Wednesday, September 15, 2010

Jean Batten - New Zealand Aviatrix

Here's an old TV movie about Jean Batten, a Golden Age aviatrix who isn't well known--I'd never heard of her before--but has some pioneering achievements to her name. For example, in 1935 she set world records for flying from England to New Zealand and from England to Brazil. She didn't have any money and seems to have financed her flying mainly by being nice to a series of men who hoped to marry her. I should have thought of that, eh? New Zealand On Screen has recently converted the film to a web-viewable format and has been pimping it rather inelegantly to bloggers, so it may have done the rounds of the blogs by now, but I've chosen to hold it until today, which would have been Jean Batten's 101st birthday.

NZ On Screen doesn't seem to be set up to allow me to embed the video, so you'll have to go to their website to view it.

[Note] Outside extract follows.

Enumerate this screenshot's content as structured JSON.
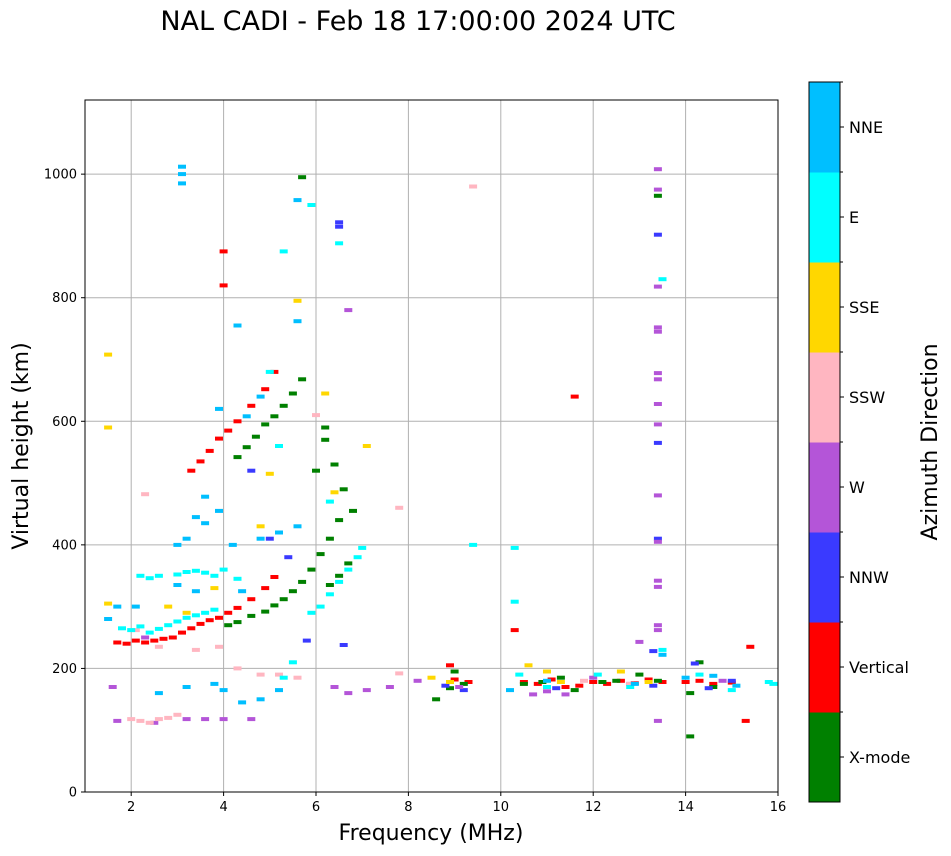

That a pioneer of the technology lived so recently always startles me. Ms. Batten died of infection from a dog bite, of all things. If some Majorcan had a better disciplined canine, she might have been alive today. She was still alive the first time I went up in an airplane. There must be people still living now who were personally acquainted with Orville Wright. What a century that was! If it's any precedent for this one, it's impossible to imagine our society and technology in 2101.

4 comments:

Toriafly said...

I watched that a few months ago-she led a very interesting life!

Angus said...

Thanks for the video! The Percival Gulls certainly attracted some interesting pilots. There are a couple of very brief mentions of Jean by Alex Henshaw in The Flight of the Mew Gull. Beryl Markham (West With the Night) was another of her contemporaries. Golden age it was...

flightless bird said...

Amazing that Ms Batten flew with with Charles Kingsford-Smith before going to the UK - Sydney Airport is named after him and Auckland Airport after her.

Mike Kear said...

I grew up in NZ in the 1950s-1960s. My mother who is now 89 always speaks of Jean Batten as one of her heroes. During WWII Jean Batten ferried fighters from the safety of homeland to the active theatres. Batten was a pioneer aviator, and certainly a woman to be reckoned with. I would guess that to be an aviator in the 1930s you'd be taking your life into your hands so just to take to the air would require more than an average quantity of courage. Batten had courage in bucketloads.